I want to run a loop in parallel from my local machine, but connect it to remote machines that sit on an HPC system. Here is my approach:
library("future.batchtools")
library("future.apply")
library("future")
f <- function(x) {
paste0("x = ",x , ": PID ", Sys.getpid(), " @ ", Sys.info()[["nodename"]])
}
options(parallelly.debug = TRUE)
plan(batchtools_slurm, workers = 2, nodename = "login.example.com")
future_lapply(1:4,f)
where login.example.com
is the address of the HPC login node I can ssh
into to submit Slurm jobs. The above code gives an error
Error: Failed to submit BatchtoolsSlurmFuture (future_lapply-1). The reason was: error in running command
TROUBLESHOOTING INFORMATION:
batchtools::submitJobs() was called with the following 'resources' argument:
list()
What works nicely is
library("future.apply")
library("future")
f <- function(x) {
paste0("x = ",x, ": PID ", Sys.getpid(), " @ ", Sys.info()[["nodename"]])
}
cl <- makeClusterPSOCK(workers = rep("login.example.com",2))

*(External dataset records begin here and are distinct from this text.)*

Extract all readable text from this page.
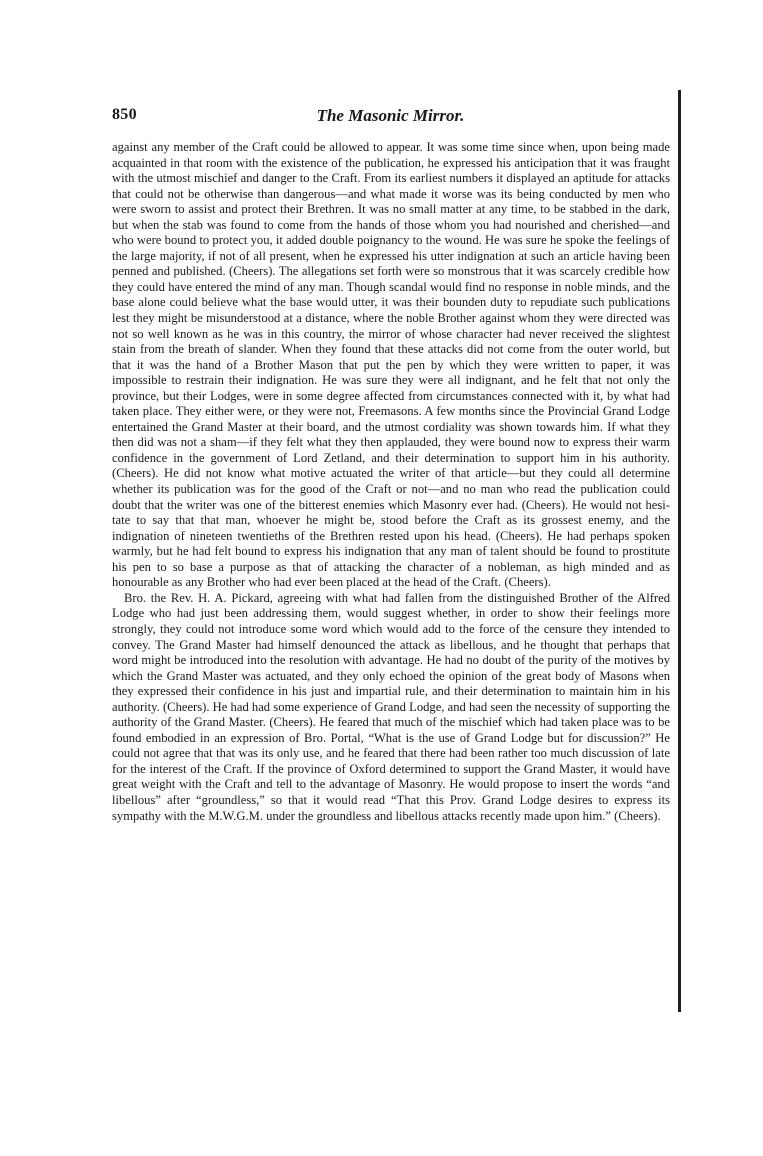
850	The Masonic Mirror.

against any member of the Craft could be allowed to appear. It was some time since when, upon being made acquainted in that room with the existence of the publication, he expressed his anticipation that it was fraught with the utmost mischief and danger to the Craft. From its earliest numbers it displayed an aptitude for attacks that could not be otherwise than dangerous—and what made it worse was its being conducted by men who were sworn to assist and protect their Brethren. It was no small matter at any time, to be stabbed in the dark, but when the stab was found to come from the hands of those whom you had nourished and cherished—and who were bound to protect you, it added double poignancy to the wound. He was sure he spoke the feelings of the large majority, if not of all present, when he expressed his utter indignation at such an article having been penned and published. (Cheers). The allegations set forth were so monstrous that it was scarcely credible how they could have entered the mind of any man. Though scandal would find no response in noble minds, and the base alone could believe what the base would utter, it was their bounden duty to repudiate such publications lest they might be misunderstood at a distance, where the noble Brother against whom they were directed was not so well known as he was in this country, the mirror of whose character had never received the slightest stain from the breath of slander. When they found that these attacks did not come from the outer world, but that it was the hand of a Brother Mason that put the pen by which they were written to paper, it was impossible to restrain their indignation. He was sure they were all indignant, and he felt that not only the province, but their Lodges, were in some degree affected from circumstances connected with it, by what had taken place. They either were, or they were not, Freemasons. A few months since the Provincial Grand Lodge entertained the Grand Master at their board, and the utmost cordiality was shown towards him. If what they then did was not a sham—if they felt what they then applauded, they were bound now to express their warm confidence in the government of Lord Zetland, and their determination to support him in his authority. (Cheers). He did not know what motive actuated the writer of that article—but they could all determine whether its publication was for the good of the Craft or not—and no man who read the publication could doubt that the writer was one of the bitterest enemies which Masonry ever had. (Cheers). He would not hesitate to say that that man, whoever he might be, stood before the Craft as its grossest enemy, and the indignation of nineteen twentieths of the Brethren rested upon his head. (Cheers). He had perhaps spoken warmly, but he had felt bound to express his indignation that any man of talent should be found to prostitute his pen to so base a purpose as that of attacking the character of a nobleman, as high minded and as honourable as any Brother who had ever been placed at the head of the Craft. (Cheers).

Bro. the Rev. H. A. Pickard, agreeing with what had fallen from the distinguished Brother of the Alfred Lodge who had just been addressing them, would suggest whether, in order to show their feelings more strongly, they could not introduce some word which would add to the force of the censure they intended to convey. The Grand Master had himself denounced the attack as libellous, and he thought that perhaps that word might be introduced into the resolution with advantage. He had no doubt of the purity of the motives by which the Grand Master was actuated, and they only echoed the opinion of the great body of Masons when they expressed their confidence in his just and impartial rule, and their determination to maintain him in his authority. (Cheers). He had had some experience of Grand Lodge, and had seen the necessity of supporting the authority of the Grand Master. (Cheers). He feared that much of the mischief which had taken place was to be found embodied in an expression of Bro. Portal, “What is the use of Grand Lodge but for discussion?” He could not agree that that was its only use, and he feared that there had been rather too much discussion of late for the interest of the Craft. If the province of Oxford determined to support the Grand Master, it would have great weight with the Craft and tell to the advantage of Masonry. He would propose to insert the words “and libellous” after “groundless,” so that it would read “That this Prov. Grand Lodge desires to express its sympathy with the M.W.G.M. under the groundless and libellous attacks recently made upon him.” (Cheers).
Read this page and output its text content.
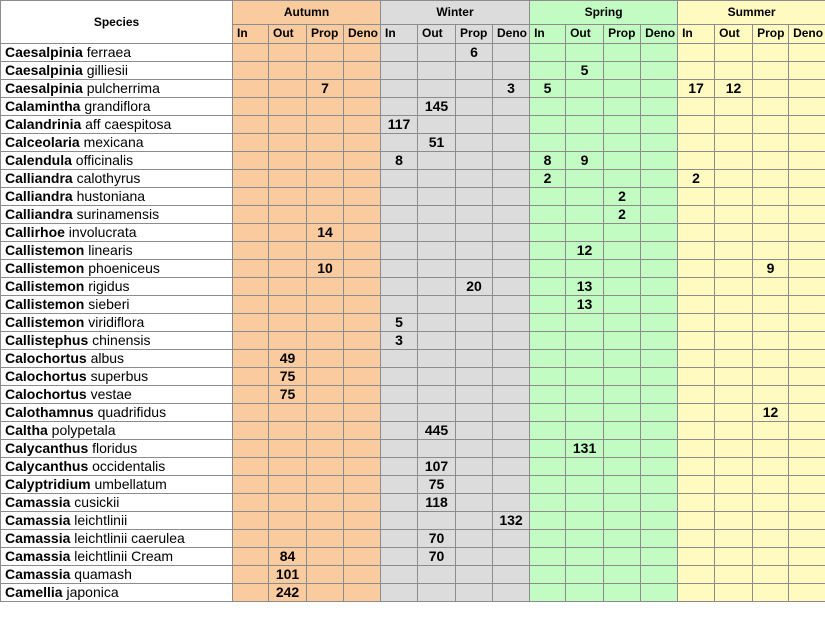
Species	Autumn				Winter				Spring				Summer			
	In	Out	Prop	Deno	In	Out	Prop	Deno	In	Out	Prop	Deno	In	Out	Prop	Deno
Caesalpinia ferraea							6									
Caesalpinia gilliesii										5						
Caesalpinia pulcherrima			7					3	5				17	12		
Calamintha grandiflora						145										
Calandrinia aff caespitosa					117											
Calceolaria mexicana						51										
Calendula officinalis					8				8	9						
Calliandra calothyrus									2				2			
Calliandra hustoniana											2					
Calliandra surinamensis											2					
Callirhoe involucrata			14													
Callistemon linearis										12						
Callistemon phoeniceus			10												9	
Callistemon rigidus							20			13						
Callistemon sieberi										13						
Callistemon viridiflora					5											
Callistephus chinensis					3											
Calochortus albus		49														
Calochortus superbus		75														
Calochortus vestae		75														
Calothamnus quadrifidus															12	
Caltha polypetala						445										
Calycanthus floridus										131						
Calycanthus occidentalis						107										
Calyptridium umbellatum						75										
Camassia cusickii						118										
Camassia leichtlinii								132								
Camassia leichtlinii caerulea						70										
Camassia leichtlinii Cream		84				70										
Camassia quamash		101														
Camellia japonica		242														
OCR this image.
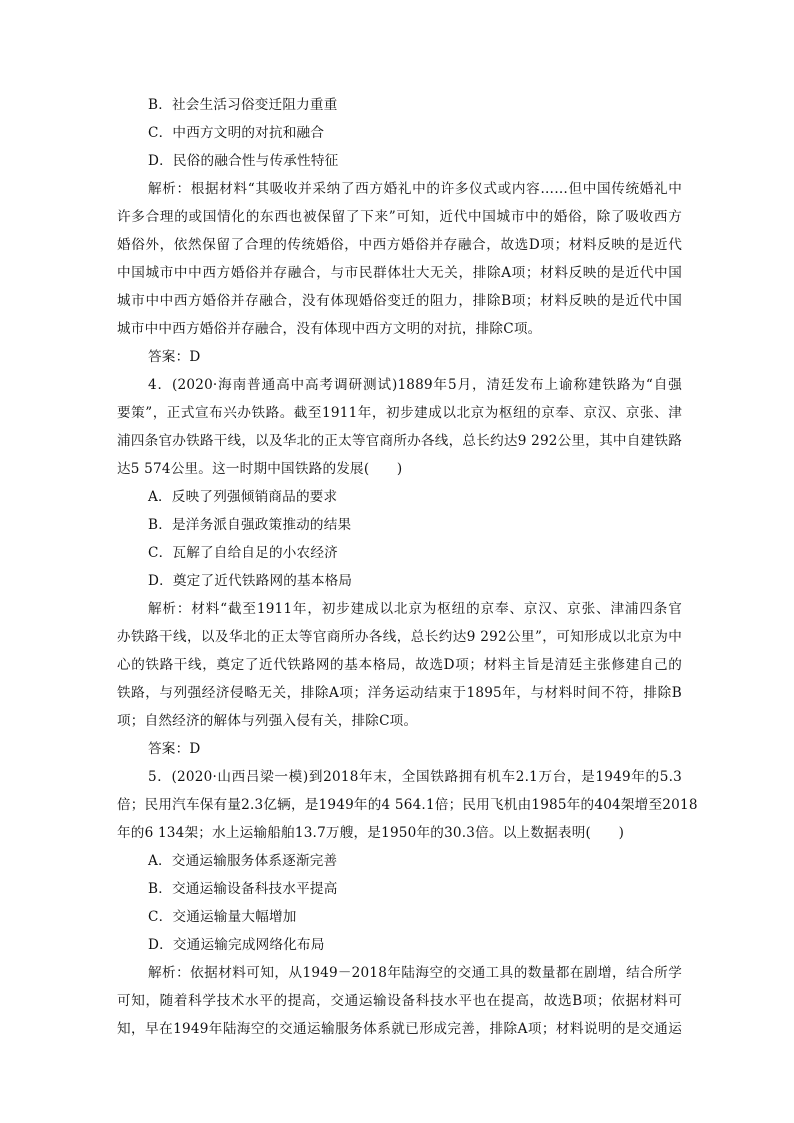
B．社会生活习俗变迁阻力重重
C．中西方文明的对抗和融合
D．民俗的融合性与传承性特征
解析：根据材料“其吸收并采纳了西方婚礼中的许多仪式或内容……但中国传统婚礼中
许多合理的或国情化的东西也被保留了下来”可知，近代中国城市中的婚俗，除了吸收西方
婚俗外，依然保留了合理的传统婚俗，中西方婚俗并存融合，故选D项；材料反映的是近代
中国城市中中西方婚俗并存融合，与市民群体壮大无关，排除A项；材料反映的是近代中国
城市中中西方婚俗并存融合，没有体现婚俗变迁的阻力，排除B项；材料反映的是近代中国
城市中中西方婚俗并存融合，没有体现中西方文明的对抗，排除C项。
答案：D
4．(2020·海南普通高中高考调研测试)1889年5月，清廷发布上谕称建铁路为“自强
要策”，正式宣布兴办铁路。截至1911年，初步建成以北京为枢纽的京奉、京汉、京张、津
浦四条官办铁路干线，以及华北的正太等官商所办各线，总长约达9 292公里，其中自建铁路
达5 574公里。这一时期中国铁路的发展(　　)
A．反映了列强倾销商品的要求
B．是洋务派自强政策推动的结果
C．瓦解了自给自足的小农经济
D．奠定了近代铁路网的基本格局
解析：材料“截至1911年，初步建成以北京为枢纽的京奉、京汉、京张、津浦四条官
办铁路干线，以及华北的正太等官商所办各线，总长约达9 292公里”，可知形成以北京为中
心的铁路干线，奠定了近代铁路网的基本格局，故选D项；材料主旨是清廷主张修建自己的
铁路，与列强经济侵略无关，排除A项；洋务运动结束于1895年，与材料时间不符，排除B
项；自然经济的解体与列强入侵有关，排除C项。
答案：D
5．(2020·山西吕梁一模)到2018年末，全国铁路拥有机车2.1万台，是1949年的5.3
倍；民用汽车保有量2.3亿辆，是1949年的4 564.1倍；民用飞机由1985年的404架增至2018
年的6 134架；水上运输船舶13.7万艘，是1950年的30.3倍。以上数据表明(　　)
A．交通运输服务体系逐渐完善
B．交通运输设备科技水平提高
C．交通运输量大幅增加
D．交通运输完成网络化布局
解析：依据材料可知，从1949－2018年陆海空的交通工具的数量都在剧增，结合所学
可知，随着科学技术水平的提高，交通运输设备科技水平也在提高，故选B项；依据材料可
知，早在1949年陆海空的交通运输服务体系就已形成完善，排除A项；材料说明的是交通运
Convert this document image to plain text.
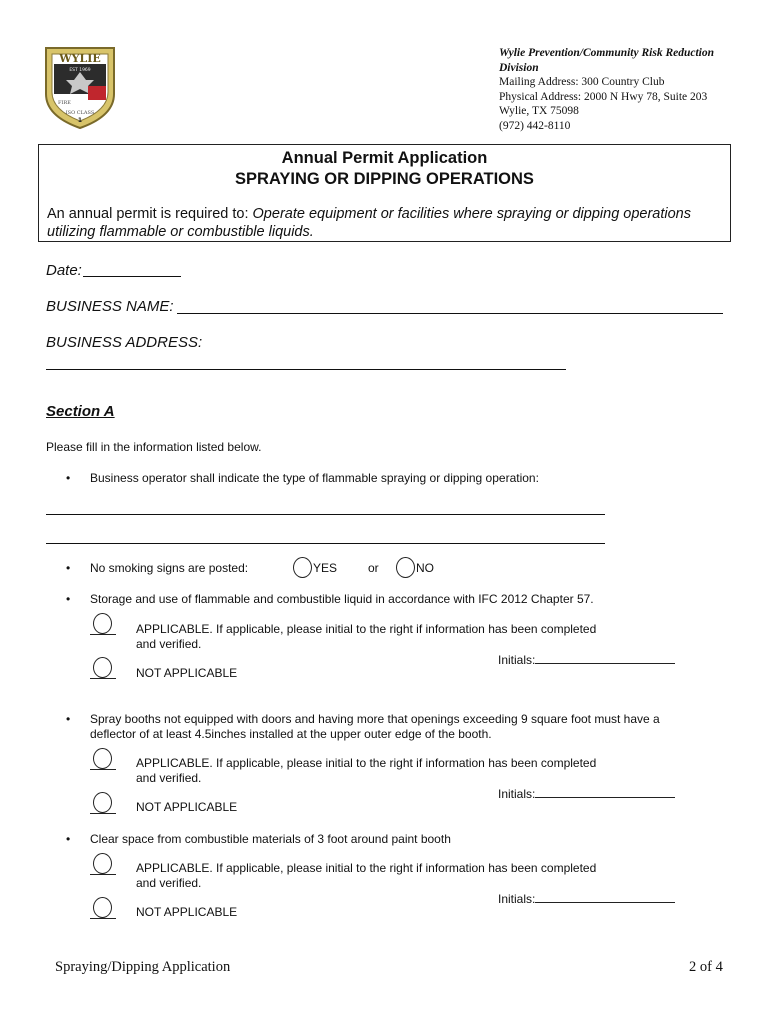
WYLIE
EST 1969
FIRE
ISO CLASS
1
Wylie Prevention/Community Risk Reduction
Division
Mailing Address: 300 Country Club
Physical Address: 2000 N Hwy 78, Suite 203
Wylie, TX 75098
(972) 442-8110
Annual Permit Application
SPRAYING OR DIPPING OPERATIONS
An annual permit is required to: Operate equipment or facilities where spraying or dipping operations utilizing flammable or combustible liquids.
Date:
BUSINESS NAME:
BUSINESS ADDRESS:
Section A
Please fill in the information listed below.
• Business operator shall indicate the type of flammable spraying or dipping operation:
• No smoking signs are posted:	YES	or	NO
• Storage and use of flammable and combustible liquid in accordance with IFC 2012 Chapter 57.
APPLICABLE. If applicable, please initial to the right if information has been completed
and verified.
Initials:
NOT APPLICABLE
• Spray booths not equipped with doors and having more that openings exceeding 9 square foot must have a
deflector of at least 4.5inches installed at the upper outer edge of the booth.
APPLICABLE. If applicable, please initial to the right if information has been completed
and verified.
Initials:
NOT APPLICABLE
• Clear space from combustible materials of 3 foot around paint booth
APPLICABLE. If applicable, please initial to the right if information has been completed
and verified.
Initials:
NOT APPLICABLE
Spraying/Dipping Application	2 of 4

plan(cluster, workers = cl)
future_lapply(1:4,f)
which gives
[[1]]
[1] "x = 1: PID 68779 @ login.example.com"
[[2]]
[1] "x = 2: PID 68779 @ login.example.com"
[[3]]
[1] "x = 3: PID 15327 @ login.example.com"
[[4]]
[1] "x = 4: PID 15327 @ login.example.com"
How can I make the above code work, i.e. to use the Slurm scheduler on 'login.example.com'?